6 Temmuz 2018 Cuma

EYLEMSİZLİK, TARAFSIZ OLDUĞUNUZ ANLAMINA GELİR Mİ?



Isaac Asimov’un “Ben, Robot” adlı hikâyesini okudunuz mu? Okumadınızsa filmini de öneririm. Yönetmen, Alex Proyas ve filmin başrollerini Will Smith ve Brigit Moynahan paylaşıyorlar. Orada Robotların uyması gereken üç kuraldan söz edilir. Bu kurallardan biri şudur: “Bir robot, insanların ya da bir insanın zarar gördüğü bir konuda hemen müdahale edip, o insanları ya da o insanı zarar görmekten korumalıdır. Bir robot, böyle bir durumda eylemsiz-ilgisiz kalamaz”

Bu hikâyenin tasvir ettiği dünyada, robotlar insanlara hizmet için vardır. Onun zarar gördüğü yerde eylemsiz kalması, insana zarar verilmesine seyirci kalmak anlamına gelir ve bu da robotların yapılış amacına terstir. Bence robotlarla ilgili bu kural, eylemsizliğin, tarafsızlık anlamına gelmediğini vurgulayan çok güzel bir örnek.

Bu konu üzerine kafa yormamın nedeni, eylemsizliğin, tarafsızlık olduğu düşüncesinin yaygın bir yanlış halini almasıdır. İnsanlar, bir haksızlık karşısında eylemsiz kalmayı tarafsızlık sanıyorlar. Eylemsizlik, fiziksel bir hâldir. Hiçbir şey yapmazsanız eylemsiz olabilirsiniz. Fakat tarafsızlık bir soyut bir hâldir. Eylemsizken de taraf tutuyor olabilirsiniz.

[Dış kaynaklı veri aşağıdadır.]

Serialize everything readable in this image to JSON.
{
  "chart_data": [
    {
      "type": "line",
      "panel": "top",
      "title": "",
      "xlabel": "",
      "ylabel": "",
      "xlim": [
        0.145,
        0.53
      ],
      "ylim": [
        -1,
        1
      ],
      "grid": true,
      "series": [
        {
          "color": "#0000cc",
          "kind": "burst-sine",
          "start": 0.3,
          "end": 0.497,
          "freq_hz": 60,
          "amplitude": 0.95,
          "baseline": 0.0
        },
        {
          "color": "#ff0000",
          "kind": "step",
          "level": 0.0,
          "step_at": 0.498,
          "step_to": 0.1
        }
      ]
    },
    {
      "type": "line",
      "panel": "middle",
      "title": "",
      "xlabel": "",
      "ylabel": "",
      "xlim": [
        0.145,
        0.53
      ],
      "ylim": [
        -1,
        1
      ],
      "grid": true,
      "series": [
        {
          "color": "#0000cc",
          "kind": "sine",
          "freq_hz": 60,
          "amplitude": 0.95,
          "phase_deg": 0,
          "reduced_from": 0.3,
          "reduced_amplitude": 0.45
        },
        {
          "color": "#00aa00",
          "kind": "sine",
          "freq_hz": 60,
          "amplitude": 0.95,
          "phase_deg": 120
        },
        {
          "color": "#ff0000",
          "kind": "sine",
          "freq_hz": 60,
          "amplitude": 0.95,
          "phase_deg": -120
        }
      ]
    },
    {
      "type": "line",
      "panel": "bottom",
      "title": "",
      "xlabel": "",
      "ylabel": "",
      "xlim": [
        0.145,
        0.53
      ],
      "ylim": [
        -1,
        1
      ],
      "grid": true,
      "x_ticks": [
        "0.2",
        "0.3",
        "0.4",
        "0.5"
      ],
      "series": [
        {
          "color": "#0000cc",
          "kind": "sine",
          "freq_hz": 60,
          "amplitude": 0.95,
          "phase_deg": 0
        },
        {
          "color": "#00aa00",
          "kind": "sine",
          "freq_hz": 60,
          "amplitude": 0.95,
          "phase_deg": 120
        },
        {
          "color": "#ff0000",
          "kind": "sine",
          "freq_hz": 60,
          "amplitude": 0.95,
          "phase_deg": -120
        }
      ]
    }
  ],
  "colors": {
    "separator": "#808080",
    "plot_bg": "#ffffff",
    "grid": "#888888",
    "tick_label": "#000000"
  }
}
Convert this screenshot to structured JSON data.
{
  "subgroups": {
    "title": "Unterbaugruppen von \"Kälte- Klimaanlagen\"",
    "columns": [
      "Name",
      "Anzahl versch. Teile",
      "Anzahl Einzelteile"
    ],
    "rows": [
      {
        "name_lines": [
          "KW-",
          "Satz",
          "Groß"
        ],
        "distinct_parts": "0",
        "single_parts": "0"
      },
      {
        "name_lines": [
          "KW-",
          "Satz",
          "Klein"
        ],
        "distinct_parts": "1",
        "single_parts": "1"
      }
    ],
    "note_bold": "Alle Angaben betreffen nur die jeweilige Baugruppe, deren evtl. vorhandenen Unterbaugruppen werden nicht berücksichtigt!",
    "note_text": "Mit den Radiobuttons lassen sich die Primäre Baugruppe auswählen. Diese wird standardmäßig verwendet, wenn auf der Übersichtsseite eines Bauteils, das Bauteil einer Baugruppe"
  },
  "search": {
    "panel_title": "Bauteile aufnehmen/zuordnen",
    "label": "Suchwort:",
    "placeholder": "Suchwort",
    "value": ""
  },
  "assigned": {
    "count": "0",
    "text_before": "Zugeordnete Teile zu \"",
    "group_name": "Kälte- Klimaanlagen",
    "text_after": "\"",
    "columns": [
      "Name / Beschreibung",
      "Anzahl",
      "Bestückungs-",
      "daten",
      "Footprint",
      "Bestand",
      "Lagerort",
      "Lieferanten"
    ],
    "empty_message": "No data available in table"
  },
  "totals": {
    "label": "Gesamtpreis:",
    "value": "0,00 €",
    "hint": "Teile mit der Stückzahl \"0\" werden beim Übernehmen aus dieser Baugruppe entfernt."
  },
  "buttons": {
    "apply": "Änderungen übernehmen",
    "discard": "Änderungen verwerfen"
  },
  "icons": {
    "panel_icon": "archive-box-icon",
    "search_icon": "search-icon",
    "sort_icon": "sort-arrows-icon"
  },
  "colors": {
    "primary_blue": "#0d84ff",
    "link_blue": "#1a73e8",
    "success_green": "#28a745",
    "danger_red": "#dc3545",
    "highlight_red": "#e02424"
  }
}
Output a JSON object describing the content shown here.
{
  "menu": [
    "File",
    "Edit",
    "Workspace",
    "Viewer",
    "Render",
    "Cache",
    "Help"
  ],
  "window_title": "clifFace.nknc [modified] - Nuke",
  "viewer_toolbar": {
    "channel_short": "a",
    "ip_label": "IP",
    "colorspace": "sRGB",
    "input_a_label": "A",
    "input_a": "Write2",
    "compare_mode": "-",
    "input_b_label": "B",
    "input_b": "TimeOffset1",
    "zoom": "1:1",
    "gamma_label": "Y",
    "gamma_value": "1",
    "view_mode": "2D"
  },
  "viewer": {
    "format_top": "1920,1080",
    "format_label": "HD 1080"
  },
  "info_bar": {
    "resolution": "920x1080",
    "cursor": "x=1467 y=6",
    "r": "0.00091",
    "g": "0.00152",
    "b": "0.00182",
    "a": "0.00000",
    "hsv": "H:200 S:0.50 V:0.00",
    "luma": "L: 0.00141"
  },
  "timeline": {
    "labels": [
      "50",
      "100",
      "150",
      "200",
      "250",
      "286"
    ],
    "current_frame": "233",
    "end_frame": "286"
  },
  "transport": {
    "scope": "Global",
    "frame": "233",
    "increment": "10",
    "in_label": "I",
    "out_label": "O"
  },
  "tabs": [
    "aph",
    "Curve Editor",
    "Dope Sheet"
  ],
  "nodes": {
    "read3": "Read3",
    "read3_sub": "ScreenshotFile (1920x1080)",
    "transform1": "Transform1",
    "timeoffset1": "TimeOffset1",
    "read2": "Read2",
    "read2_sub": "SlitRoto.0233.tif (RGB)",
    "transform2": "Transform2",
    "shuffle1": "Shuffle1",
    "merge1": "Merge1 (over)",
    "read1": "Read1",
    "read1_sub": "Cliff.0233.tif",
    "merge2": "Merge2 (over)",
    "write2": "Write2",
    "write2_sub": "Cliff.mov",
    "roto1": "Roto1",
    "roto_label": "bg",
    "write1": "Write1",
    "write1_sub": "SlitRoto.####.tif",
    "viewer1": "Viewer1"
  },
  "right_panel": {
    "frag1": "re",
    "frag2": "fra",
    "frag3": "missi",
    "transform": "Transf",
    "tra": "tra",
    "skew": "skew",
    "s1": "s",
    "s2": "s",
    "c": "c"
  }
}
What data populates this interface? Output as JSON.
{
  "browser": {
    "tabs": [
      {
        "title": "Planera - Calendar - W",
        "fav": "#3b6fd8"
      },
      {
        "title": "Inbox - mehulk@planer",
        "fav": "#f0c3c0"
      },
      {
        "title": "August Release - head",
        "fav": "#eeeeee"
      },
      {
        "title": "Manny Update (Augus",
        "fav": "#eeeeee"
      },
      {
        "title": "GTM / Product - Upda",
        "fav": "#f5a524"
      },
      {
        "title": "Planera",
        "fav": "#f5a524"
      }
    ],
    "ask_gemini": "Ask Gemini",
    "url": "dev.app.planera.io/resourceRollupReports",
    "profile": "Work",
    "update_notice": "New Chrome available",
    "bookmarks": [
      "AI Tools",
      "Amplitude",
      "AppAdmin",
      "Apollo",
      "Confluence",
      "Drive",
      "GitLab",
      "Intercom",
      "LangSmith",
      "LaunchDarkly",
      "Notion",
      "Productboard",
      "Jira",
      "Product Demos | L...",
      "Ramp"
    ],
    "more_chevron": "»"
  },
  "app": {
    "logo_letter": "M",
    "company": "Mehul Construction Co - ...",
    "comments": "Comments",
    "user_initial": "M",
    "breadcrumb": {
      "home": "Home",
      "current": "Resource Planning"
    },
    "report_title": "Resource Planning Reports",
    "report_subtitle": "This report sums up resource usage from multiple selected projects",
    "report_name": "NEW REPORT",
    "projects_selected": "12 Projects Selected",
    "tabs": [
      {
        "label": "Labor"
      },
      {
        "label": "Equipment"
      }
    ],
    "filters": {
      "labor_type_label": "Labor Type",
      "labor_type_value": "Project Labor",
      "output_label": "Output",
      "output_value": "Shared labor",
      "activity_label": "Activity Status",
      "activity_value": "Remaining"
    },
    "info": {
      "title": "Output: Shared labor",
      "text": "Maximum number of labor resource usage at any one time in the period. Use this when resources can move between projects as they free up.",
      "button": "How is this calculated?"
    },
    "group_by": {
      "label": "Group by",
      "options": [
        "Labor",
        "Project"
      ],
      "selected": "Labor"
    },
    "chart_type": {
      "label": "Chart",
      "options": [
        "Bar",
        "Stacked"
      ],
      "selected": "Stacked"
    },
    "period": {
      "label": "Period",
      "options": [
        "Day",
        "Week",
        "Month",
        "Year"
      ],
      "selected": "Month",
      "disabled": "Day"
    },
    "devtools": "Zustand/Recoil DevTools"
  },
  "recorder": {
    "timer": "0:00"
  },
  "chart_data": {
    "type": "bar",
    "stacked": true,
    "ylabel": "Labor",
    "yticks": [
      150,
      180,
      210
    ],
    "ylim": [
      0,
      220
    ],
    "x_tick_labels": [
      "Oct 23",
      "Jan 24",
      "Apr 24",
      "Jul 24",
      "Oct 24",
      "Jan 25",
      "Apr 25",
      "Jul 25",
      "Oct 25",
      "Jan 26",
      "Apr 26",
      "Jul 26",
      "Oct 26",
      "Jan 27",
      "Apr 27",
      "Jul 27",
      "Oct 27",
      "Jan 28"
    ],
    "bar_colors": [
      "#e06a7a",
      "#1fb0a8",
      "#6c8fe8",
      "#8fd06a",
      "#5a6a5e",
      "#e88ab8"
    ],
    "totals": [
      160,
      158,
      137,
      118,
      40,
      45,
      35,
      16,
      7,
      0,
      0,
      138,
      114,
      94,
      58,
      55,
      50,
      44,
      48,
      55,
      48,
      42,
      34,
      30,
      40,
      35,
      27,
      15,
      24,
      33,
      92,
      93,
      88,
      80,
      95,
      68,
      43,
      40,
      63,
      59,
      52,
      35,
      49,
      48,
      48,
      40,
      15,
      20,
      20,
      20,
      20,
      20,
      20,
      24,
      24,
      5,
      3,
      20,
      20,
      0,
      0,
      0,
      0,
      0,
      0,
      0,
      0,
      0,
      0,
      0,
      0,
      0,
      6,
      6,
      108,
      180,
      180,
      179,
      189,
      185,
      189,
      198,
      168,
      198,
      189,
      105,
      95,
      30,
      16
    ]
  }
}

Mahallenizin tarihi çeşmesi önünde çöp birikiyorsa ve siz olaya sadece seyirci kalıyorsanız, eylemsizsiniz ama tarafsız değilsiniz demektir. Böyle bir olayı ben de yaşamıştım. Dalgınlıktan mı, ilgisizlikten mi bilemiyorum, çöplerden taraf olmuştum. Sonra belediye çeşmenin önünü temizleyip-çeşmeyi gün yüzüne çıkarınca, “Neden bu konuyu daha önce belediyeye götürmedik ki?” diye hayıflanmıştım. O çeşme, yıllarca çöp yeri olmuştu. Halbuki çeşmenin üzerindeki Osmanlıca cümlelerde böyle bir yönlendirme olduğunu sanmıyorum.

Yine birçok toplumsal sorunlar karşısında eylemsiz olmayı tarafsızlıkla karıştırıyoruz. Düşünün iki kişi, bir dostunuzu tartaklıyor, siz ne polis çağırıyorsunuz ne de olaya müdahale ediyorsunuz. Sizce bu tarafsızlık mıdır? Elbette tarafsız değilsiniz. Ama dostunuzdan yana olmadığınız açık.

Evinizde çok kanallı televizyonunuz var ve çocuklarınız gelişigüzel televizyon seyrediyorlar. Kaliteli bir DVD çalar alıp-sizin seçtiğiniz filmlerin seyredilmesi yerine televizyon kanallarının seçtiği filmlerin seyredilmesi karşısında suskunsunuz. Bazı kanalların sorumsuz yayın yaptığını kabul etmek gerekirse, suskunluğunuzun, ailenizden yana bir tavır olmadığını söyleyebilirim. Akan bir ırmağı seyretmek keyifli olabilir, ama tarlanız susuzsa ya da zehirli şeylerle besleniyorsa, birşeyler yapıp akışı önceliklerinize hizmet eder şekilde kontrol etmelisiniz derim.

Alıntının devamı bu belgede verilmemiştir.